Parashá Noach - נוֹחַ

Parashá: Bereshit 6:9-11:32
Haftaráh: Isaiah 54:1-10

Noé – É sobre este homem e o Dilúvio que a Parashá relata, Se no Princípio D-us criara o Mundo celestial e terreno, as criaturas e o Homem, e toda Humanidade se corrompera, adulterara e simultaneamente desenvolvia todas as más inclinações, a ponto de o Eterno ter-se arrependido de ter criado o Ser Humano,
e o Eterno decide-Se assim a pôr termo a todas as criaturas, e faz causar o Dilúvio.
Contudo o Eterno acha graça a Noach נוֹחַ, e por intermédio de ser ele um justo, decide a não exterminar todos os seres vivos e nem o Ser Humano, dando uma nova oportunidade a toda a criação, ordena a construção da Arca e dentro dela, todos animais macho e fêmea, sete pares de animais puros (7 é a perfeição e santidade) e um par dos animais impuros) depois faz chover 40 dias e quarenta noites, qual uma quarentena de purificação e cura, e as águas começam a baixar no 150 º dia, e a Terra fica seca ao 365º dia após o início do dilúvio, e o Eterno criara o Arco Iris para se lembrar da sua Aliança para com os Seres Humanos e a Criação, não o destruindo de novo. Aqui uma clara alusão à Divina Providência, e um convite à Humanidade de valorizar a Palavra dada, ou a palavra de honra. Após isso Noach sai e povoa a Terra inteira a partir dos seus filhos Ham, Sem e Jafet.
Noé era um homem do qual D-us via graça e abençoou-o dando-lhe o dom de produzir vinho, bebida sagrada para o judaísmo. Noé embriagara-se, representa aqui a condição humana e a fraqueza que o homem tem no mundo presente, Ham חָם, vira a nudez de seu pai, e rindo informara os seus irmãos, Sem שֵׁם, e Jafet יָפֶת, e Noé sabendo do ocorrido determina que Ham seja o mais pequeno deles todos e servo de Sem e Jafet, Ham seria o pai dos povos cananitas, Sem dos povos semitas e dos Hebreus, Jafet, originaria os povos indo-europeus e persas, Aqui há a menção da importância dos povos semitas sobre os demais.
A divisão dos povos e das línguas
Os Seres Humanos eram constantemente soberbos e arrogantes, de modo que quiseram construir uma torre com tijolos e barro e assim ascender aos céus e fazerem-se passar por deuses, de modo que o Eterno dividiu-os confundindo-lhes a fala, e cada um segui para seu lugar (país) com sua própria língua, e já não concluíram a construção da cidade e da torre, ao que ao local D-us chamou em Bevel (Babilónia) e assim não se entendiam mais uns aos outros. Temos aqui uma simbologia das contendas que fazem parte da natureza humana.
No fim da Parashá, fala-se dos descendentes de Noach, entre eles Terah, pai de Abrão, mas sobre essa parte falaremos na próxima Parashá. Lech Lechá.

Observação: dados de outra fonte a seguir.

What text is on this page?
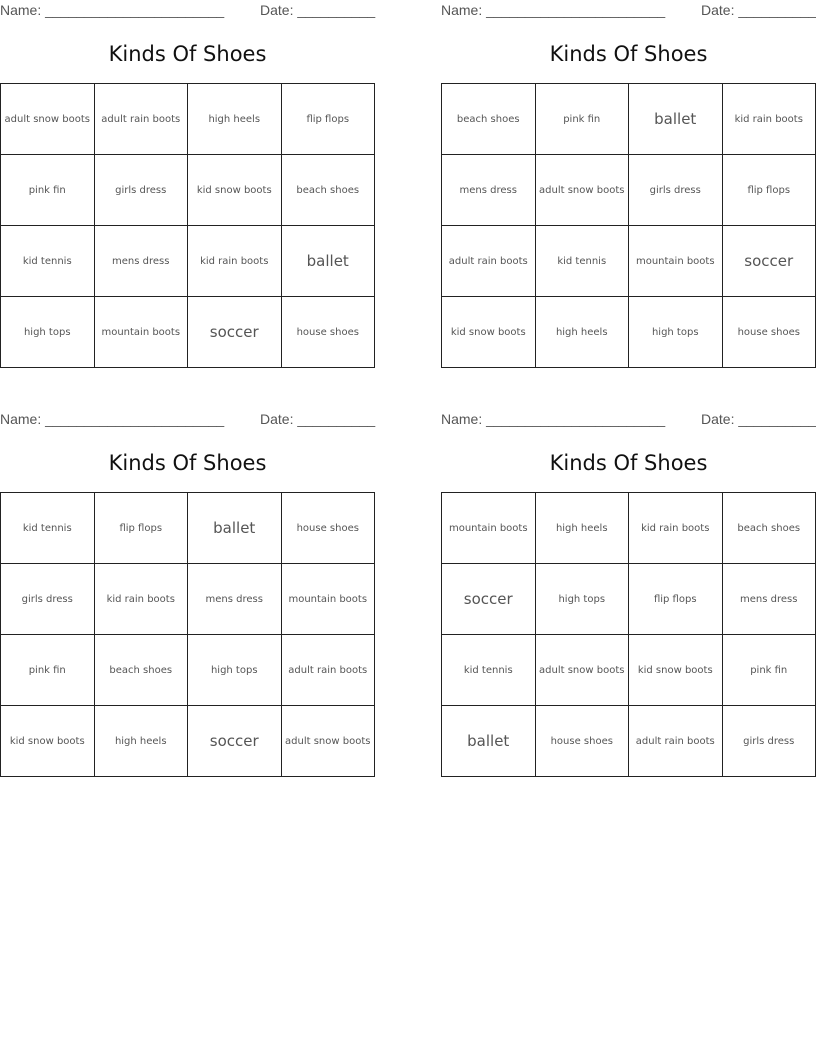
Name: _______________________	Date: __________
Kinds Of Shoes
adult snow boots	adult rain boots	high heels	flip flops
pink fin	girls dress	kid snow boots	beach shoes
kid tennis	mens dress	kid rain boots	ballet
high tops	mountain boots	soccer	house shoes
Name: _______________________	Date: __________
Kinds Of Shoes
beach shoes	pink fin	ballet	kid rain boots
mens dress	adult snow boots	girls dress	flip flops
adult rain boots	kid tennis	mountain boots	soccer
kid snow boots	high heels	high tops	house shoes
Name: _______________________	Date: __________
Kinds Of Shoes
kid tennis	flip flops	ballet	house shoes
girls dress	kid rain boots	mens dress	mountain boots
pink fin	beach shoes	high tops	adult rain boots
kid snow boots	high heels	soccer	adult snow boots
Name: _______________________	Date: __________
Kinds Of Shoes
mountain boots	high heels	kid rain boots	beach shoes
soccer	high tops	flip flops	mens dress
kid tennis	adult snow boots	kid snow boots	pink fin
ballet	house shoes	adult rain boots	girls dress
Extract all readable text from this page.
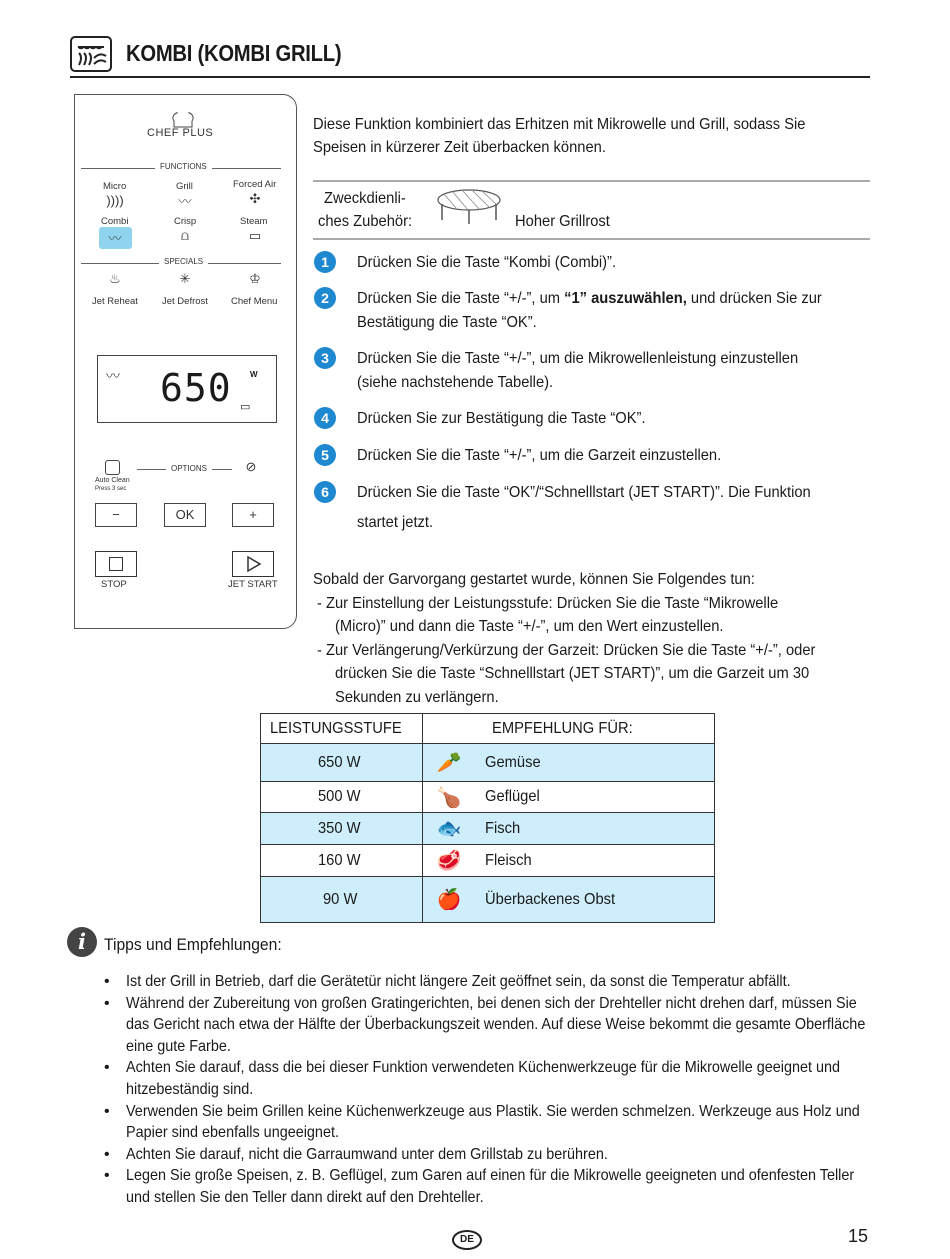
KOMBI (KOMBI GRILL)
CHEF PLUS
FUNCTIONS
Micro	Grill	Forced Air
))))	〰	✣
Combi	Crisp	Steam
〰	⩍	▭
SPECIALS
♨	✳	♔
Jet Reheat	Jet Defrost Chef Menu
〰 650 W
▭
Auto Clean
Press 3 sec
OPTIONS	⊘
−	OK	+
STOP	JET START
Diese Funktion kombiniert das Erhitzen mit Mikrowelle und Grill, sodass Sie
Speisen in kürzerer Zeit überbacken können.
Zweckdienli-
ches Zubehör:	Hoher Grillrost
1	Drücken Sie die Taste “Kombi (Combi)”.
2	Drücken Sie die Taste “+/-”, um “1” auszuwählen, und drücken Sie zur
Bestätigung die Taste “OK”.
3	Drücken Sie die Taste “+/-”, um die Mikrowellenleistung einzustellen
(siehe nachstehende Tabelle).
4	Drücken Sie zur Bestätigung die Taste “OK”.
5	Drücken Sie die Taste “+/-”, um die Garzeit einzustellen.
6	Drücken Sie die Taste “OK”/“Schnelllstart (JET START)”. Die Funktion
startet jetzt.
Sobald der Garvorgang gestartet wurde, können Sie Folgendes tun:
- Zur Einstellung der Leistungsstufe: Drücken Sie die Taste “Mikrowelle
(Micro)” und dann die Taste “+/-”, um den Wert einzustellen.
- Zur Verlängerung/Verkürzung der Garzeit: Drücken Sie die Taste “+/-”, oder
drücken Sie die Taste “Schnelllstart (JET START)”, um die Garzeit um 30
Sekunden zu verlängern.
LEISTUNGSSTUFE	EMPFEHLUNG FÜR:
650 W	🥕 Gemüse

500 W	🍗 Geflügel

350 W	🐟 Fisch

160 W	🥩 Fleisch

90 W	🍎 Überbackenes Obst
i	Tipps und Empfehlungen:
• Ist der Grill in Betrieb, darf die Gerätetür nicht längere Zeit geöffnet sein, da sonst die Temperatur abfällt.
• Während der Zubereitung von großen Gratingerichten, bei denen sich der Drehteller nicht drehen darf, müssen Sie das Gericht nach etwa der Hälfte der Überbackungszeit wenden. Auf diese Weise bekommt die gesamte Oberfläche eine gute Farbe.
• Achten Sie darauf, dass die bei dieser Funktion verwendeten Küchenwerkzeuge für die Mikrowelle geeignet und hitzebeständig sind.
• Verwenden Sie beim Grillen keine Küchenwerkzeuge aus Plastik. Sie werden schmelzen. Werkzeuge aus Holz und Papier sind ebenfalls ungeeignet.
• Achten Sie darauf, nicht die Garraumwand unter dem Grillstab zu berühren.
• Legen Sie große Speisen, z. B. Geflügel, zum Garen auf einen für die Mikrowelle geeigneten und ofenfesten Teller und stellen Sie den Teller dann direkt auf den Drehteller.
DE	15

HAFTARÁ: IESHÁYAHU 54:1-10
Roni Acará / Canta ó Estéril
Aqui temos uma exortação a Jerusalém a cidade que foi Estéril, cidade à qual o Eterno promete engrandecer, no sentido em que representa a posteridade numerosa dos que temem ao Eterno, esta é a conclusão da quarentena ocorrida no dilúvio, a de criar a partir de Noé, homens justos e tementes, dentre os quais sairia Abraão.
D-us diz “Não temas”, pois te esquecerás dos teus sofrimentos e se por um lado D-us se afastara do Ser Humano e do seu projeto, por outro promete protege-lo e levar avante os seus desígnios e os seus objetivos para a Humanidade através do que Jerusalém simboliza, o lugar santo e de Esperança. Confirma tudo isto em Iesháyahu, ao dizer que assim como fez com as águas de Noé, jurando que não mais seria castigada a criação pelos pecados dos Seres Humanos, jura agora o Eterno que não mais se irritaria com Jerusalém e por meio desta a todo Israel, o Eterno jamais deixará de amparar Israel e todos os que o temem.